BASED ON YOUR OWN EXPERIENCES, WHAT ADVICE WOULD YOU GIVE TO THOSE WHO HAVE RECENTLY JOINED THE MARINE CORPS?

First, I want to say thank you for your loyalty, dedication, and service. You are carrying on a fine tradition of protecting the freedoms upon which this country was founded.

Second, I always make the time to thank all service members personally when I see them, and I see manyin my travels. I spend a little extra time with my Marine brothers.
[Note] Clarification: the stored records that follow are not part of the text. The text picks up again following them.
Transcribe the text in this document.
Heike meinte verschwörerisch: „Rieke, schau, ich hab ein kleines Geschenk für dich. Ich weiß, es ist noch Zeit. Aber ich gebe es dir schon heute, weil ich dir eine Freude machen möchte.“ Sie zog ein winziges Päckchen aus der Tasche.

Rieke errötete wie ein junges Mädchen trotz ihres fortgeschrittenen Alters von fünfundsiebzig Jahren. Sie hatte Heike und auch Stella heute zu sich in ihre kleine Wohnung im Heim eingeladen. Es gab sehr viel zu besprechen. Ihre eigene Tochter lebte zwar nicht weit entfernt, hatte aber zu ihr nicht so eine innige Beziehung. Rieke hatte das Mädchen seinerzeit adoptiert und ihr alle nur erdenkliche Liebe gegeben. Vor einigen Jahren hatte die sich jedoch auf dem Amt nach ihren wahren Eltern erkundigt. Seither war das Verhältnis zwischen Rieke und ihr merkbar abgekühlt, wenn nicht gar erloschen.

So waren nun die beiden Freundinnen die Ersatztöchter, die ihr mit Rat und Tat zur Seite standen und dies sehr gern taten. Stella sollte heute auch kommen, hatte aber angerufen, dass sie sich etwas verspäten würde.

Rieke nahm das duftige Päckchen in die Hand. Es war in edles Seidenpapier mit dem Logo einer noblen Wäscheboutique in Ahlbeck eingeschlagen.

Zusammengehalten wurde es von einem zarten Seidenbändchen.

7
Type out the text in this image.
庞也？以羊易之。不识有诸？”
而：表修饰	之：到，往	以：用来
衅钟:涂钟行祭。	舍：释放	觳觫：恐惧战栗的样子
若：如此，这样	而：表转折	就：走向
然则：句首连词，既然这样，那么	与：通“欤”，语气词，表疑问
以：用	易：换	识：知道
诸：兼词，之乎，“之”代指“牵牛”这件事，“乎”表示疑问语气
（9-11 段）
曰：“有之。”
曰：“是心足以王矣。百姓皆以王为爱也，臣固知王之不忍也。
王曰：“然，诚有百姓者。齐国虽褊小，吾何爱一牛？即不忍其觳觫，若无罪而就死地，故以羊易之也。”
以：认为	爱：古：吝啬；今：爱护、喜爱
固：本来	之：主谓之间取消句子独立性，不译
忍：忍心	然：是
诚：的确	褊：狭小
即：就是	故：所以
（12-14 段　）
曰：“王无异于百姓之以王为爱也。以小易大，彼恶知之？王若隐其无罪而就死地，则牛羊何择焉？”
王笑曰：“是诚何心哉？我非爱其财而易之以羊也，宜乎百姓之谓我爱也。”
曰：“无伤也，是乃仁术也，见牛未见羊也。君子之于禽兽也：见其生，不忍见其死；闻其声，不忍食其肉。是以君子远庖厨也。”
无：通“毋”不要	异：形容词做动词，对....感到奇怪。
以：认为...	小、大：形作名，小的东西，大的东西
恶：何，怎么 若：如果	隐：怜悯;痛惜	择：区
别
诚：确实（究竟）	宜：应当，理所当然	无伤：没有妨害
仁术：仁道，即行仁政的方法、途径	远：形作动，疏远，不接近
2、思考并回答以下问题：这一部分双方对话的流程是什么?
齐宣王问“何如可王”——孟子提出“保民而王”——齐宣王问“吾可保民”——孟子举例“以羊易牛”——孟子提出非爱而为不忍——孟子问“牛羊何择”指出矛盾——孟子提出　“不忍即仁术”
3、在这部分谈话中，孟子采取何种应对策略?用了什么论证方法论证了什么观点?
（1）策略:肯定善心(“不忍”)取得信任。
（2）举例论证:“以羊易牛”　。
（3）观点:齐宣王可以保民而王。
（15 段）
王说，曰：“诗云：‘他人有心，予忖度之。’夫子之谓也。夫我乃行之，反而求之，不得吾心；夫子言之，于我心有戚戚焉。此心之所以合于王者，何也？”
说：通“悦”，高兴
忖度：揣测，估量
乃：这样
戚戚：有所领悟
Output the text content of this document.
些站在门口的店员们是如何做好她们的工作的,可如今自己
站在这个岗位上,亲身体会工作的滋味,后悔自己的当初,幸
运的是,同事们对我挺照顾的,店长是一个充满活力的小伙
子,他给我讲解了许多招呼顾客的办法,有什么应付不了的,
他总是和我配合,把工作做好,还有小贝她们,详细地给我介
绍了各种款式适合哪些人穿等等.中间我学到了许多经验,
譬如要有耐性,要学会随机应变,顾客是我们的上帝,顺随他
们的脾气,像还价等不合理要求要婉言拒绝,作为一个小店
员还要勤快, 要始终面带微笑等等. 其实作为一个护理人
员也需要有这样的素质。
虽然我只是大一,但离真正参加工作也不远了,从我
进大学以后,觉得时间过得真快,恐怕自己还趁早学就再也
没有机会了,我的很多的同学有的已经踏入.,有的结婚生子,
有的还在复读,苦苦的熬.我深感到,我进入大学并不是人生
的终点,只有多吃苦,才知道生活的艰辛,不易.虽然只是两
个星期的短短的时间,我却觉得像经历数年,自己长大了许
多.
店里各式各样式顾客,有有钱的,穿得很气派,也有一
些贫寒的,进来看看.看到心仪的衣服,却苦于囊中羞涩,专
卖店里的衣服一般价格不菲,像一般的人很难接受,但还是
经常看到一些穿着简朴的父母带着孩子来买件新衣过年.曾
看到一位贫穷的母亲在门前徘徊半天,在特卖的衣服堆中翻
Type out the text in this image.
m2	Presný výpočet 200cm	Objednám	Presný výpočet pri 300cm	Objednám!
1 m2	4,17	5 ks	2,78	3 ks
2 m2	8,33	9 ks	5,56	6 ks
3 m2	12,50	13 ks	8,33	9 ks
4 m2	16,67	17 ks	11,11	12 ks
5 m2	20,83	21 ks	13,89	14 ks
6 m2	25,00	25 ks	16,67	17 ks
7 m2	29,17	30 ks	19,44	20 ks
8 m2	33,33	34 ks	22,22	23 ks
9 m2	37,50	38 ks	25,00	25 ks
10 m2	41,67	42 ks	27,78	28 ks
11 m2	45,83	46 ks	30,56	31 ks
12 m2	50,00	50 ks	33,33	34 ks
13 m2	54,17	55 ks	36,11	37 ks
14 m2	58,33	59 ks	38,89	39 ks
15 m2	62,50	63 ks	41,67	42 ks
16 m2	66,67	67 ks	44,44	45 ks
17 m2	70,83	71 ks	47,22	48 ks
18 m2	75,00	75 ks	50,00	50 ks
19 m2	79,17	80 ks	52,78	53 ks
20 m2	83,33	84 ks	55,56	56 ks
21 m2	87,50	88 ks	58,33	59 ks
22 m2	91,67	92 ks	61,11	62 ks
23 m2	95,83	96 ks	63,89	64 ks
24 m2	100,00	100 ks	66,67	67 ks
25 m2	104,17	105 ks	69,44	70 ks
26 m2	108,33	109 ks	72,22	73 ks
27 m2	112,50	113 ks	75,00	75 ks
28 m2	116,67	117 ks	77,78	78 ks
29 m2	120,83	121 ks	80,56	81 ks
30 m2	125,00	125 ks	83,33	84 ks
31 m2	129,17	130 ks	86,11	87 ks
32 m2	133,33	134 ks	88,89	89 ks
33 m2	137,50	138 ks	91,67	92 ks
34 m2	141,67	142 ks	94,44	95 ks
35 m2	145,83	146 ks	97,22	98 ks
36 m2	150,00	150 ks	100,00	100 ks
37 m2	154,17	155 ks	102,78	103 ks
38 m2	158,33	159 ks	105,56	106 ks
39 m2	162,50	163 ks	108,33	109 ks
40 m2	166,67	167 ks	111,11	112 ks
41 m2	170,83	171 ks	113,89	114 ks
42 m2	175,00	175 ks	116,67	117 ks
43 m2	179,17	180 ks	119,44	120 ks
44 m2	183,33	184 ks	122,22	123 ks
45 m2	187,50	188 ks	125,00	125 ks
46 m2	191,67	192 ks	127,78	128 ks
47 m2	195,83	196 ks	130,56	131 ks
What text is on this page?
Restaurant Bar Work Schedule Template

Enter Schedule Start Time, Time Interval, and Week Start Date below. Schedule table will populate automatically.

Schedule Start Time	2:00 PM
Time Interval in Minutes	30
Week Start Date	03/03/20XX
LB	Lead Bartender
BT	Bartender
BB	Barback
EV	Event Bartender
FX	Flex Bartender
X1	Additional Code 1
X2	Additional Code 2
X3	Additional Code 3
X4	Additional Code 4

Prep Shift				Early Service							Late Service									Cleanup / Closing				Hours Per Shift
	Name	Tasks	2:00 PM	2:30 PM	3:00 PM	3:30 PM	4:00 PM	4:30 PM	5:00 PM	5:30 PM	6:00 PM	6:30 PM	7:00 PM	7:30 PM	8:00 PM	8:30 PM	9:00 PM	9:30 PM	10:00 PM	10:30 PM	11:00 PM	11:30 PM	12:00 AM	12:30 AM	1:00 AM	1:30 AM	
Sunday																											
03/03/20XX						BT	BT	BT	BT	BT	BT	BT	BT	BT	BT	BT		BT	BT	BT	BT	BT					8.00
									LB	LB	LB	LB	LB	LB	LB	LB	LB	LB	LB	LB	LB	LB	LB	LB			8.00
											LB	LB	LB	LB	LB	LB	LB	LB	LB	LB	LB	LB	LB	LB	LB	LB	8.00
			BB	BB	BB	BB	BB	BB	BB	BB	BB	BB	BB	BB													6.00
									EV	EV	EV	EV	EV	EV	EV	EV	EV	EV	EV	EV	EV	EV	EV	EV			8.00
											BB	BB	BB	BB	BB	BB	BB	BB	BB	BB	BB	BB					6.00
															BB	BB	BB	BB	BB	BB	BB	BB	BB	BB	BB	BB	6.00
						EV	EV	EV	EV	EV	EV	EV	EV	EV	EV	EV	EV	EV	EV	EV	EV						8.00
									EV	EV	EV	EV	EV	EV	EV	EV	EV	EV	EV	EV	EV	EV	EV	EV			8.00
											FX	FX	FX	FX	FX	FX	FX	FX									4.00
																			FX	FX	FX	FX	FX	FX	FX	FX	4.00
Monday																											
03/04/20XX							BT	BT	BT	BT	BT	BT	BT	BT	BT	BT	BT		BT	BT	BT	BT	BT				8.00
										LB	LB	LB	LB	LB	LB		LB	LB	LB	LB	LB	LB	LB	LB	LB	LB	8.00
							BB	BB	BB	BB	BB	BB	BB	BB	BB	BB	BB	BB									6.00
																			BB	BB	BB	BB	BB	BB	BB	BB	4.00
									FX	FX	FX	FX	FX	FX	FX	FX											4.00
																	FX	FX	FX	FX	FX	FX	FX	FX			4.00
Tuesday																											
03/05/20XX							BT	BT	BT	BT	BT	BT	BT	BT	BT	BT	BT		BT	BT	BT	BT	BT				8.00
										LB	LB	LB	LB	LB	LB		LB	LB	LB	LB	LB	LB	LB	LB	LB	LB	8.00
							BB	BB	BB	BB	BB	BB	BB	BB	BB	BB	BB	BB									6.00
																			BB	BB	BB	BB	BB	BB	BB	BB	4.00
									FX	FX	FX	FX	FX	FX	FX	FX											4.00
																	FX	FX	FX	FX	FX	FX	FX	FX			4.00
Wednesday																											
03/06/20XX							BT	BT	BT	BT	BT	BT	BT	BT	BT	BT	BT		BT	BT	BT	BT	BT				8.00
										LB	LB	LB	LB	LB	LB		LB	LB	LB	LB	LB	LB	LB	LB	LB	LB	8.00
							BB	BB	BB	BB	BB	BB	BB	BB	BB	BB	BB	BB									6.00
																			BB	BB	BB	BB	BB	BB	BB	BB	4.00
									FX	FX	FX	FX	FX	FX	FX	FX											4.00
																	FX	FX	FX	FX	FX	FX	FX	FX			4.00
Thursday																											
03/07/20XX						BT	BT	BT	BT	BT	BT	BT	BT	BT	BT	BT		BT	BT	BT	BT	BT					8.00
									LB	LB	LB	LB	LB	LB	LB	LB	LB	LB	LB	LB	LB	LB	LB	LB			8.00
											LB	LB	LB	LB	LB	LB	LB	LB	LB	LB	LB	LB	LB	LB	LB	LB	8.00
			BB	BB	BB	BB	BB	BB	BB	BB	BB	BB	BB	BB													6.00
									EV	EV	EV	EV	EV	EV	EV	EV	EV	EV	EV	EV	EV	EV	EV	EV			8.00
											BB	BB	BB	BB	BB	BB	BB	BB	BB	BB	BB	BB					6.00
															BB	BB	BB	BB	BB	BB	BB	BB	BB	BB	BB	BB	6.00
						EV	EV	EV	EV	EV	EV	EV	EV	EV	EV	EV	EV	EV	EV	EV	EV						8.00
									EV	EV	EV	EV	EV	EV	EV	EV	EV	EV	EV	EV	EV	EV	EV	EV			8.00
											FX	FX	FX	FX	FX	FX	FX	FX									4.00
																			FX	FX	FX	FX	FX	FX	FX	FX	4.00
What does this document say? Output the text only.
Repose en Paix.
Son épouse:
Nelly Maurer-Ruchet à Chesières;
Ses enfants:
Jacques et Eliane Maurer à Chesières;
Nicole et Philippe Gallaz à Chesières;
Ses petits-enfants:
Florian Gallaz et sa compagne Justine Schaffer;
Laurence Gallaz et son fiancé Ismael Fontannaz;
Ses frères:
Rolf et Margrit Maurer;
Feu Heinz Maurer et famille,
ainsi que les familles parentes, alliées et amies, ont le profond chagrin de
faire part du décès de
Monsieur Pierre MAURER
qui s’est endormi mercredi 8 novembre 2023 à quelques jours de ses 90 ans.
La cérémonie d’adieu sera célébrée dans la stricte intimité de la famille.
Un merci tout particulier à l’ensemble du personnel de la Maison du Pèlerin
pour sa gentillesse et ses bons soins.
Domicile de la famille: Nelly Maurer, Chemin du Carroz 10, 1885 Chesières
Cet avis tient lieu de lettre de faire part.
I don’t think they expect it, but I know they appreciate it.

I also make it a point to attend a Memorial Day ceremony every year. I have met and enjoyed the conversations of many veterans as we celebrate those who made the ultimate sacrifice for our freedoms. Their stories are priceless, but I fear we are losing the opportunity to capture them with each passing year and the losses of these men and women.

As for advice, my advice is to remain proud of what you do. No other service has the bond or brotherhood we have, and there is a reason for it. We are Marines. Once a Marine, Always a Marine!

IN WHAT WAYS HAS TOGETHERWESERVED.COM HELPED YOU REMEMBER YOUR MILITARY SERVICE AND THE FRIENDS YOU SERVED WITH.

I have been able to connect with many of my lost brothers, folks I thought I would never be able to find again. It has also given me the opportunity to expand my brotherhood and meet new Marine buddies. I find that I participate more and more every day on the forums. There are a lot of interesting Marines, with plenty to say.

I also like the way we can share our memories and the history of our Marine Corps through the various vehicles made available by the site. Reading the Reflections of others, especially those from eras that predate mine, gives more flavor to the history of the Marines. Thanks!